Journal of Data Science, v.9, no.1, p.111-126

Test Procedures for Change Point in a General Class of Distributions

by S. M. Sadooghi-Alvandi, A. R. Nematollahi, Reza Habibi

This paper is concerned with the change point analysis in a general class of distributions. The quasi-Bayes and likelihood ratio test procedures are considered to test the null hypothesis of no change point. Exact and asymptotic behaviors of the two test statistics are derived. To compare the performances of two test procedures, numerical significance levels and powers of tests are tabulated for certain selected values of the parameters. Estimation of change point based on these two test procedures are considered. The epidemic change point problem is studied as an alternative model for the single change point model. A real data set with epidemic change model is analyzed by two test procedures.

Journal of Data Science, v.9, no.1, p.127-138

Adjusting for Treatment Effect when Estimating or Testing Genetic Effect is of Main Interest

by Yuanjia Wang and Yixin Fang

It is known that "standard methods for estimating the causal effect of a time-varying treatment on the mean of a repeated measures outcome (for example, GEE regression) may be biased when there are time-dependent variables that are simultaneously confounders of the effect of interest and are predicted by previous treatment" (Hernan et al. 2002).

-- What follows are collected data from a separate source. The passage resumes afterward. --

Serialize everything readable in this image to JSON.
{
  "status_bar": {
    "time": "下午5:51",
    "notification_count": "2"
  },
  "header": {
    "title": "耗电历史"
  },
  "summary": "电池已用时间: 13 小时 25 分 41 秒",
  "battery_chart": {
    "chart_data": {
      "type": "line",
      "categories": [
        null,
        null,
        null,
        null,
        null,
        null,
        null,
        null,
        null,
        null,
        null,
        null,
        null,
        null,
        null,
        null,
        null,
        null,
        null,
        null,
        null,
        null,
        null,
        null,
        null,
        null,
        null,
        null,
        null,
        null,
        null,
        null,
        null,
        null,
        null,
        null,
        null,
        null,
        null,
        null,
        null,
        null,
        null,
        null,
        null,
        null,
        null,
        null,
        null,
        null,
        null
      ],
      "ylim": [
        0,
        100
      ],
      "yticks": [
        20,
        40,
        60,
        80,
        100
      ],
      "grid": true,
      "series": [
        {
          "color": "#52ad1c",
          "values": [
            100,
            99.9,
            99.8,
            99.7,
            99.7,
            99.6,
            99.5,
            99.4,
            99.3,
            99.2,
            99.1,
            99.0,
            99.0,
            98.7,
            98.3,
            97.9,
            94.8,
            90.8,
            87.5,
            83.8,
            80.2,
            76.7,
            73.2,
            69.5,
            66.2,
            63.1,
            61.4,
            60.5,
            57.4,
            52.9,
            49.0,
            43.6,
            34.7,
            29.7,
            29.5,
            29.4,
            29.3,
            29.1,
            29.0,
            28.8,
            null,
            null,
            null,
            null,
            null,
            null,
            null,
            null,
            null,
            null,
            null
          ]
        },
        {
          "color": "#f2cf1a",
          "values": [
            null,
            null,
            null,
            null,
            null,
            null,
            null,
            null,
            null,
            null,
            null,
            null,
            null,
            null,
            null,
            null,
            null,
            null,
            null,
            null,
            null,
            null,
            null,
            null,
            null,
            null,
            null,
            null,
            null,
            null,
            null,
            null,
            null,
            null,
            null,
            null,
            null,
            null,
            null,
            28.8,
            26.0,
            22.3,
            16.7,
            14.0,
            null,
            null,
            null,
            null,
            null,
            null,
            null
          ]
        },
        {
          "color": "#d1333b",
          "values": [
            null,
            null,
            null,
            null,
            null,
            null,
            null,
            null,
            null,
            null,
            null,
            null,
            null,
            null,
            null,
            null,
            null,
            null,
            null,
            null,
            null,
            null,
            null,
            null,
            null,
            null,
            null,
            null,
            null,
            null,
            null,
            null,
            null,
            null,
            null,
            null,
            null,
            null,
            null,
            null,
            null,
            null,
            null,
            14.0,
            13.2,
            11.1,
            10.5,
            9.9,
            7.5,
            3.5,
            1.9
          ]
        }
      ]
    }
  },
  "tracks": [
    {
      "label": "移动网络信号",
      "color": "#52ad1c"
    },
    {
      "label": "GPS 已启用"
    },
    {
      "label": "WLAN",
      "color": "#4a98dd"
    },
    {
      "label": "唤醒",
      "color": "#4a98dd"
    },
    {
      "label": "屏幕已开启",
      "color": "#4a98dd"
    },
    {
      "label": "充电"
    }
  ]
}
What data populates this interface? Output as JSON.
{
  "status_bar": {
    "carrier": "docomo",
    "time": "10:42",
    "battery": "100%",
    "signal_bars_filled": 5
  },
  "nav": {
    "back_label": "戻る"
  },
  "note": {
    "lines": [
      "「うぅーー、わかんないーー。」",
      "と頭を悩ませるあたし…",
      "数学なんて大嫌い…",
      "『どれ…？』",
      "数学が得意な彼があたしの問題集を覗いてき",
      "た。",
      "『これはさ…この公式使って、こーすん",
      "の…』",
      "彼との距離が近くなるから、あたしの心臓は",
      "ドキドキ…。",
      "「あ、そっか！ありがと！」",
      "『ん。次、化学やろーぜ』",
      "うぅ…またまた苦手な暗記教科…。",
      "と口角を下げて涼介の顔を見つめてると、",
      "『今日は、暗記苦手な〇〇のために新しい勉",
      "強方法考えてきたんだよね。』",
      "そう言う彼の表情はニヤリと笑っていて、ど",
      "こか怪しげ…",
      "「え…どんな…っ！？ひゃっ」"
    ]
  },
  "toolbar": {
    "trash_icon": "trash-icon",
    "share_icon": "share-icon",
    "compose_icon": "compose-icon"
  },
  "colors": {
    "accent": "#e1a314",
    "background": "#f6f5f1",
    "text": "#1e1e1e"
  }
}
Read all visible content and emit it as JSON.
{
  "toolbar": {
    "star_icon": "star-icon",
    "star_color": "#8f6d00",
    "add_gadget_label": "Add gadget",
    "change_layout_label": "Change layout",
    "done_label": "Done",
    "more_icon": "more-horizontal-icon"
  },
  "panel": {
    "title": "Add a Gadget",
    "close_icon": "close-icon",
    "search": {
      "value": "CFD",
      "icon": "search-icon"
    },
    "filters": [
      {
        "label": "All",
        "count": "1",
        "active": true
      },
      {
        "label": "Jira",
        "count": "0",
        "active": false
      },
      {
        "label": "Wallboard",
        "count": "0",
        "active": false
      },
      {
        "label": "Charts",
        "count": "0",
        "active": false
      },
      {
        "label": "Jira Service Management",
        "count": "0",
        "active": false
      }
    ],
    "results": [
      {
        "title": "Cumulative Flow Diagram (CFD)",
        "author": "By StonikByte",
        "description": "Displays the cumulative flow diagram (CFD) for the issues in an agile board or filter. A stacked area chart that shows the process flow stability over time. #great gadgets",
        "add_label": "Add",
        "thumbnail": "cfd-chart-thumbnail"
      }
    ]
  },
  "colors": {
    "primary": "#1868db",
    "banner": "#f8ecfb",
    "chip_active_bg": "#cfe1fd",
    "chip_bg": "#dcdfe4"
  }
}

Inverse-probability of treatment weighted (IPTW) methods are developed in the literature of causal inference. In genetic studies, however, the main interest is to estimate or test the genetic effect rather than the treatment effect. In this work, we describe an IPTW method that provides unbiased estimate for the genetic effect, and discuss how to develop a family-based association test using IPTW for family-based studies. We apply the developed methods to systolic blood pressure data in Framingham Heart Study, where some subjects took antihypertensive treatment during the course of study.